My life, winnowed down to this one existence, panics me some days. Of all the possibilities, life narrowed to this: Wife and mother living in a small rural town working as a freelance writer. Someone in some faraway place occasionally wonders what it must be like to live a romantic, adventurous life like this. She uses her imagination to place herself in my chair.
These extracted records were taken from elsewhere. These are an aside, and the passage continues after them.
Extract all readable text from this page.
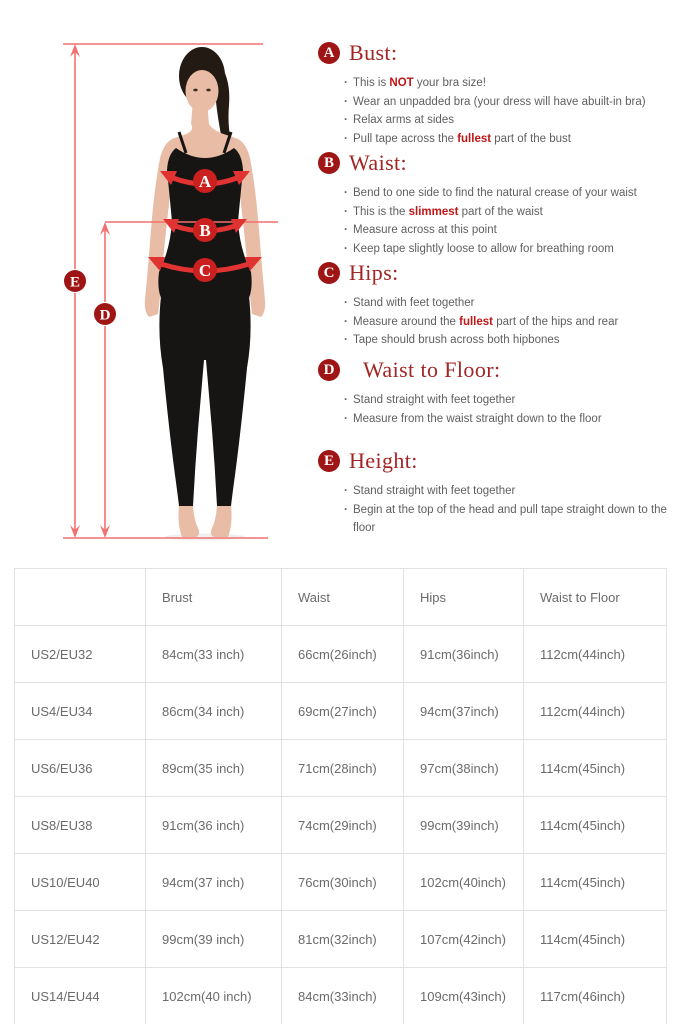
A
B
C
E
D
A Bust:
· This is NOT your bra size!
· Wear an unpadded bra (your dress will have abuilt-in bra)
· Relax arms at sides
· Pull tape across the fullest part of the bust
B Waist:
· Bend to one side to find the natural crease of your waist
· This is the slimmest part of the waist
· Measure across at this point
· Keep tape slightly loose to allow for breathing room
C Hips:
· Stand with feet together
· Measure around the fullest part of the hips and rear
· Tape should brush across both hipbones
D Waist to Floor:
· Stand straight with feet together
· Measure from the waist straight down to the floor
E Height:
· Stand straight with feet together
· Begin at the top of the head and pull tape straight down to the floor
	Brust	Waist	Hips	Waist to Floor
US2/EU32	84cm(33 inch)	66cm(26inch)	91cm(36inch)	112cm(44inch)
US4/EU34	86cm(34 inch)	69cm(27inch)	94cm(37inch)	112cm(44inch)
US6/EU36	89cm(35 inch)	71cm(28inch)	97cm(38inch)	114cm(45inch)
US8/EU38	91cm(36 inch)	74cm(29inch)	99cm(39inch)	114cm(45inch)
US10/EU40	94cm(37 inch)	76cm(30inch)	102cm(40inch)	114cm(45inch)
US12/EU42	99cm(39 inch)	81cm(32inch)	107cm(42inch)	114cm(45inch)
US14/EU44	102cm(40 inch)	84cm(33inch)	109cm(43inch)	117cm(46inch)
Meanwhile, across the sea from her, another person sneers at
the unoriginal outcome of the choices I’ve made. She wonders why anyone would
settle for the commonplace.
Different genes, different decisions and my life may have
thundered along another track. As it is, whittled to this singular experience,
I will never wear a high-powered business suit to a job in the New York City financial
district. I’ll never join a circus and fly through the air with the greatest of
ease. I’ll never herd sheep in Patagonia, sail around Cape Horn, deal in fine art,
live on the edge of a desert, paint portraits of royalty, map uninhabitable jungles,
or absorb myself completely in any reality other than the one in which I find
myself.
What near misses have happened to deliver me to this chair
in front of this keyboard with these birds singing in the background! One
chance encounter could have altered the outcome. One snap judgment could have
changed the course. One wrong turn could have dead-ended or branched or circled
back.
I wonder if Geraldine and Tyler Latham of Guymon, Oklahoma
ever think this way. They’ve been married 65 years. Born on the same day
delivered by the same doctor in the same town, they have never not known each
other. The place where they came into the world will likely be the place where
they go out of the world.
Have they ever questioned what might have been had
one or the other of them started on the dusty road leading west and got going
with too much momentum to stop? What an indulgence to ponder such things!